Un esempio di chiarezza viene da Ravenna, città Medaglia d’Oro al valor militare per il contributo offerto dai partigiani locali, dove i due portavoce di +Europa Nevio Salimbeni e Maria De Lorenzo hanno rivolto un appello: «La festa del 25 aprile giustamente è la festa di tutti gli italiani. Ma questo 25 aprile non può essere uguale a tanti altri perché è in corso una terribile guerra di aggressione, non procurata né giustificabile, da parte della Russia di Putin nei confronti dell’Ucraina. Per questo riteniamo che questo 25 aprile sia giusto venga dedicato anche alla resistenza ucraina e chiediamo a tutti di partecipare a un evento simbolico, un flash mob, portando ovunque le bandiere dei resistenti all’aggressione, e sostenendo ogni iniziativa che consenta agli ucraini di difendersi e di raggiungere una pace giusta nel più breve tempo possibile».
La posizione di +Europa è molto chiara: contro il fascismo, ergo a fianco di Kiev. Non è una forzatura. È una conseguenza logica.

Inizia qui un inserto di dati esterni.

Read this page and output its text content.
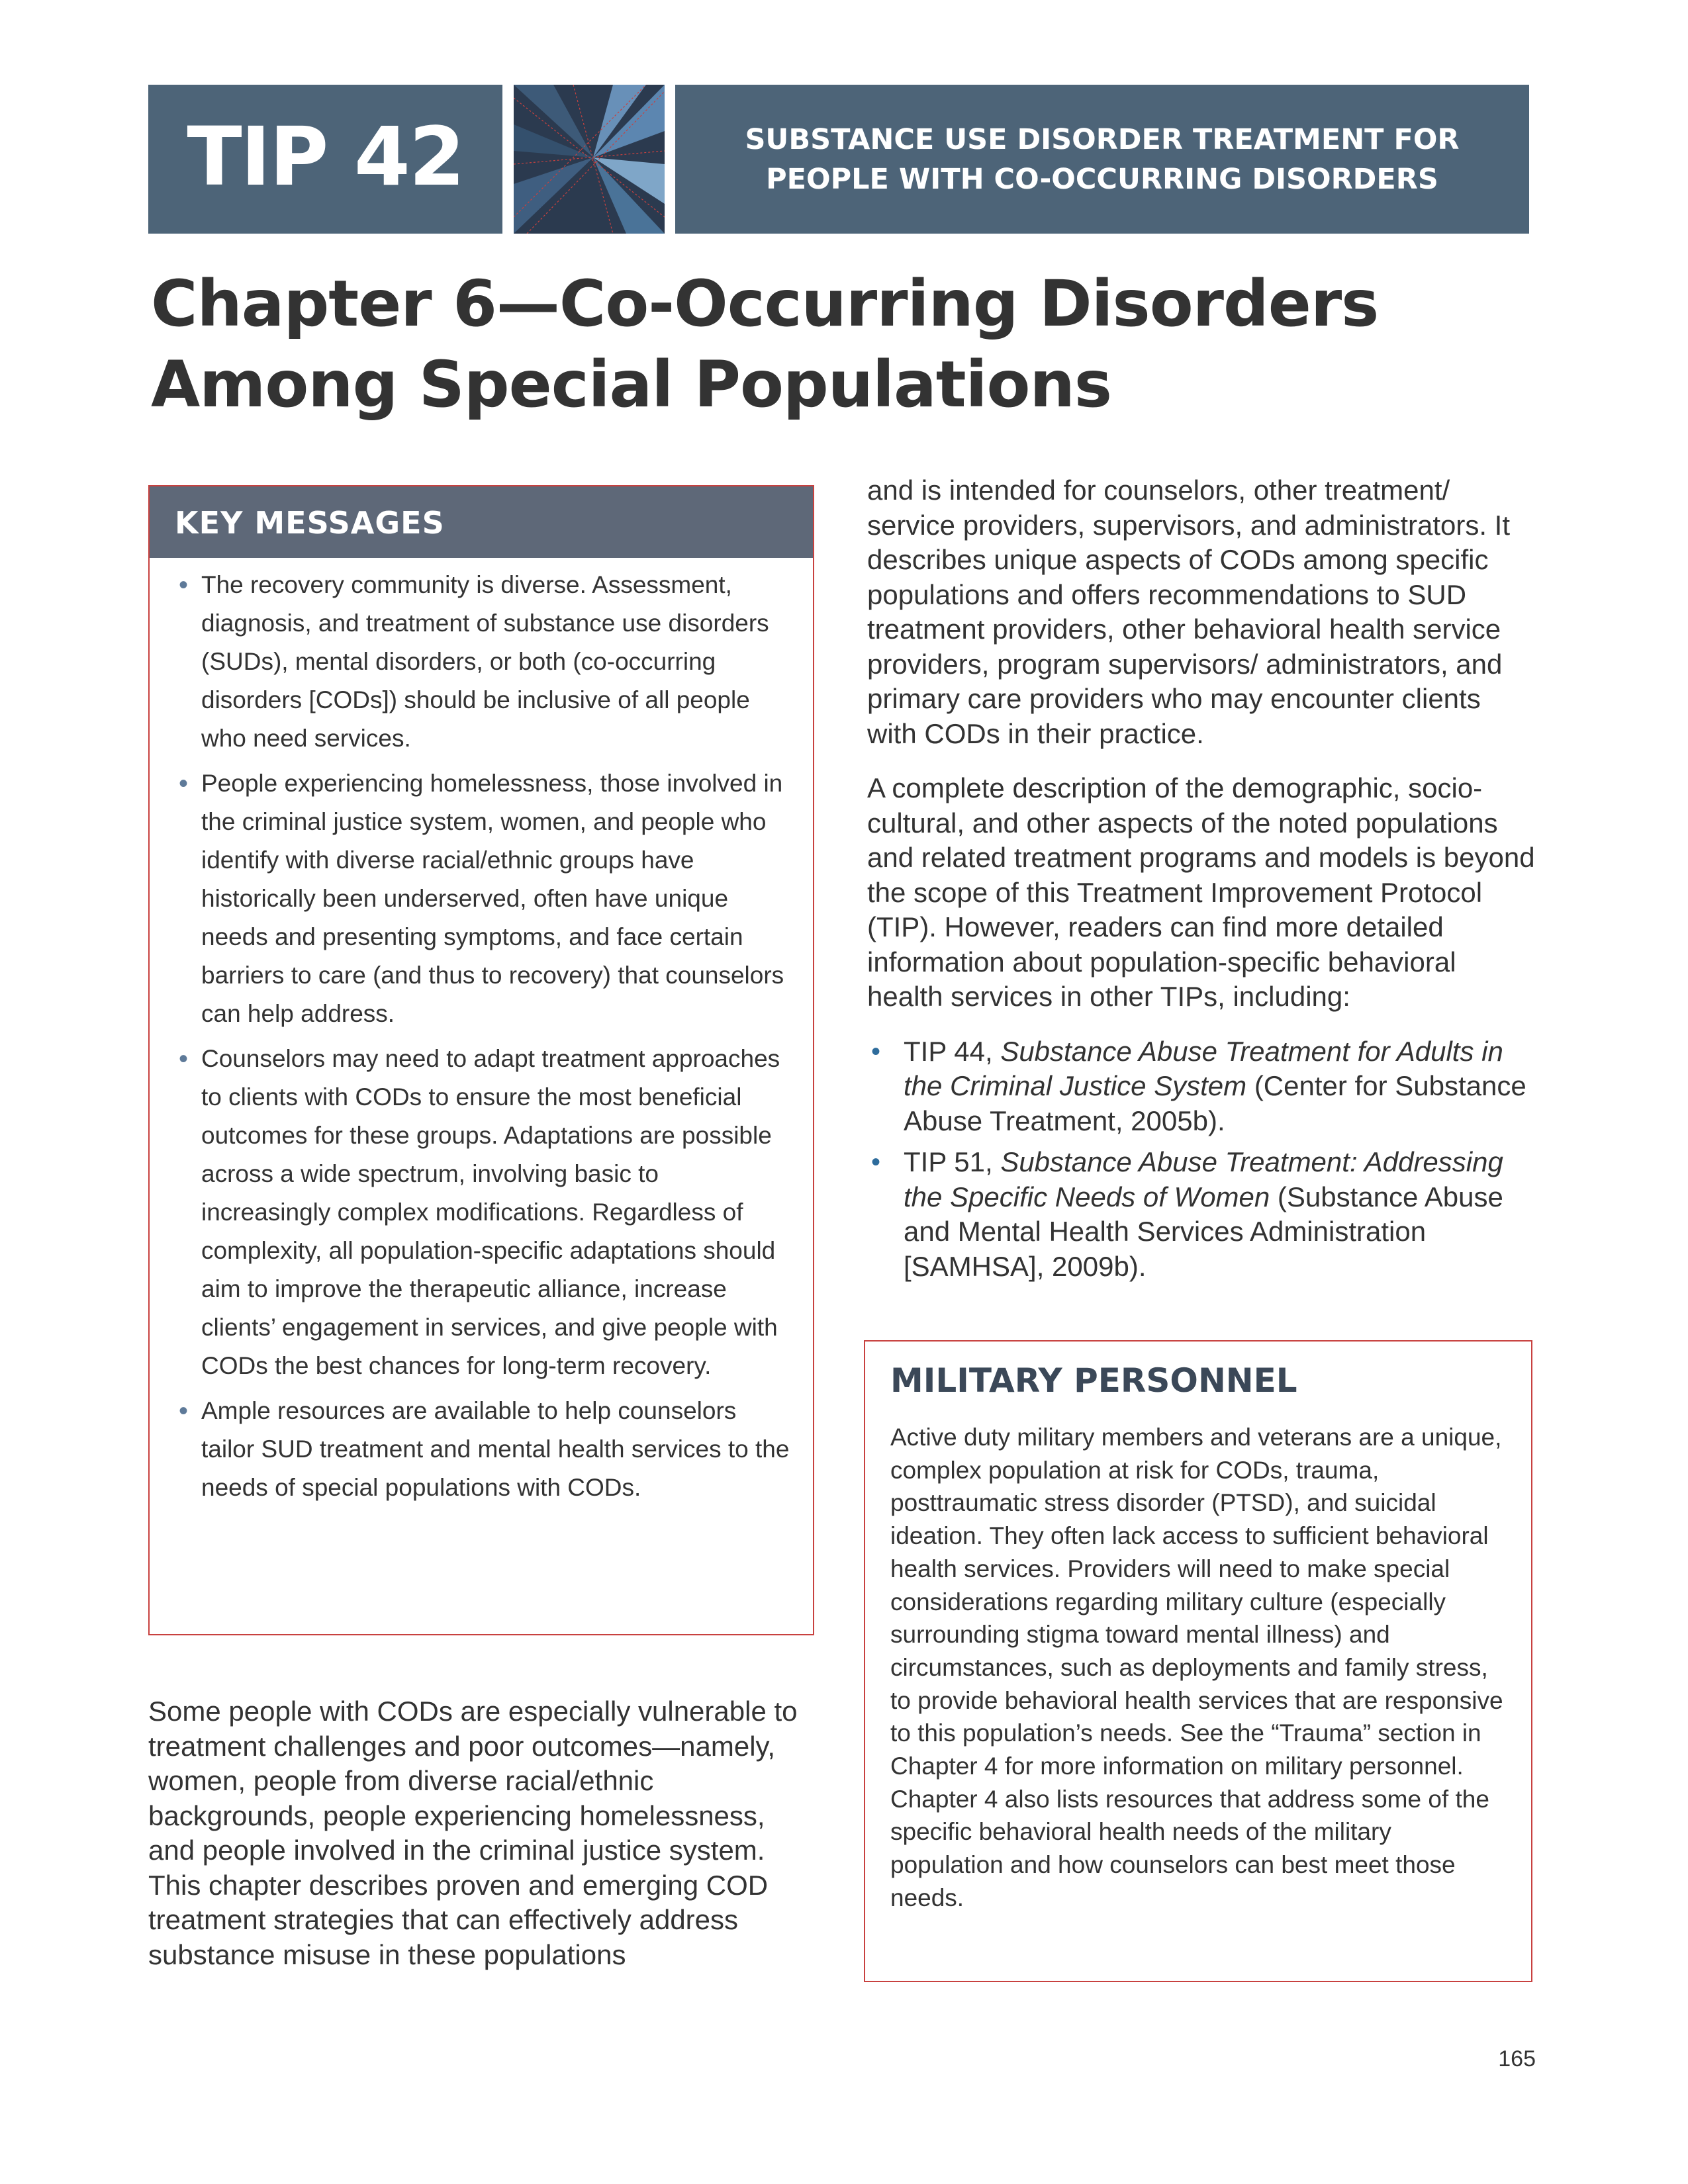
TIP 42	SUBSTANCE USE DISORDER TREATMENT FOR
PEOPLE WITH CO-OCCURRING DISORDERS
Chapter 6—Co-Occurring Disorders Among Special Populations
KEY MESSAGES
• The recovery community is diverse. Assessment, diagnosis, and treatment of substance use disorders (SUDs), mental disorders, or both (co-occurring disorders [CODs]) should be inclusive of all people who need services.
• People experiencing homelessness, those involved in the criminal justice system, women, and people who identify with diverse racial/ethnic groups have historically been underserved, often have unique needs and presenting symptoms, and face certain barriers to care (and thus to recovery) that counselors can help address.
• Counselors may need to adapt treatment approaches to clients with CODs to ensure the most beneficial outcomes for these groups. Adaptations are possible across a wide spectrum, involving basic to increasingly complex modifications. Regardless of complexity, all population-specific adaptations should aim to improve the therapeutic alliance, increase clients’ engagement in services, and give people with CODs the best chances for long-term recovery.
• Ample resources are available to help counselors tailor SUD treatment and mental health services to the needs of special populations with CODs.

Some people with CODs are especially vulnerable to treatment challenges and poor outcomes—namely, women, people from diverse racial/ethnic backgrounds, people experiencing homelessness, and people involved in the criminal justice system. This chapter describes proven and emerging COD treatment strategies that can effectively address substance misuse in these populations

and is intended for counselors, other treatment/ service providers, supervisors, and administrators. It describes unique aspects of CODs among specific populations and offers recommendations to SUD treatment providers, other behavioral health service providers, program supervisors/ administrators, and primary care providers who may encounter clients with CODs in their practice.

A complete description of the demographic, socio-cultural, and other aspects of the noted populations and related treatment programs and models is beyond the scope of this Treatment Improvement Protocol (TIP). However, readers can find more detailed information about population-specific behavioral health services in other TIPs, including:

• TIP 44, Substance Abuse Treatment for Adults in the Criminal Justice System (Center for Substance Abuse Treatment, 2005b).
• TIP 51, Substance Abuse Treatment: Addressing the Specific Needs of Women (Substance Abuse and Mental Health Services Administration [SAMHSA], 2009b).
MILITARY PERSONNEL

Active duty military members and veterans are a unique, complex population at risk for CODs, trauma, posttraumatic stress disorder (PTSD), and suicidal ideation. They often lack access to sufficient behavioral health services. Providers will need to make special considerations regarding military culture (especially surrounding stigma toward mental illness) and circumstances, such as deployments and family stress, to provide behavioral health services that are responsive to this population’s needs. See the “Trauma” section in Chapter 4 for more information on military personnel. Chapter 4 also lists resources that address some of the specific behavioral health needs of the military population and how counselors can best meet those needs.

165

Al contrario, l’Associazione nazionale partigiani italiani ha pensato bene di produrre un manifesto (anche brutto) in cui non si fa cenno della resistenza ucraina – cioè della incarnazione odierna della lezione del 25 aprile – più o meno come era avvenuto nella manifestazione di piazza San Giovanni del 5 marzo sostanzialmente neutralista.
Ma come aggravante c’è il fatto che da allora ci sono state le tante Bucha che anche il presidente dell’Anpi Gianfranco Pagliarulo ha potuto vedere, testimonianza inequivocabile di chi siano oggi i partigiani; lui dice che la sua organizzazione non è equidistante: e allora perché non fa stampare manifesti contro Vladimir Putin, l’aggressore, e invece passa un manifesto neutro come quello? Perché è la solita ambiguità di quella sinistra per la quale il problema è sempre un altro e ovviamente più complesso.
E poi è veramente increscioso che le posizione “né con Putin né con Zelensky”, simboleggiata in una nazistoide vignetta di un disegnatore che si chiama Vauro, alligni anche in un alcuni circoli del Pd, secondo quanto ha denunciato il senatore Andrea Marcucci, in evidente contrasto con la ferma linea di Enrico Letta, Lorenzo Guerini, Lia Quartapelle, Piero Fassino, Enzo Amendola, cioè i massimi dirigenti dem che si occupano di politica internazionale (non a caso non figura nessuno della sinistra interna).
Così come l’ex parlamentare cossuttiano oggi presidente dell’Anpi Pagliarulo, invece di esibirsi in inutili distingui tra la Resistenza italiana e quella ucraina, dovrebbe sapere che a fianco di Kiev ci sono tutti, ma proprio tutti, i paesi democratici del mondo e l’alleanza militare occidentale di cui l’Italia fa parte che sta aiutando gli ucraini con ogni mezzo.
Però per lui portare in piazza bandiere della Nato potrebbe «provocare incidenti»: ma a parte che quando mai si sono viste bandiere della Nato, il punto è che bisognerebbe portare alle manifestazioni le bandiere dell’Ucraina aggredita e cartelli contro l’invasione imperialista del Cremlino.
Chi potrebbe essere contrario? Giusto i filoputiniani ex filosovietici, gli sconfitti di ieri e di domani. Pazienza, il 25 aprile è una cosa troppo importante per preoccuparsi di loro.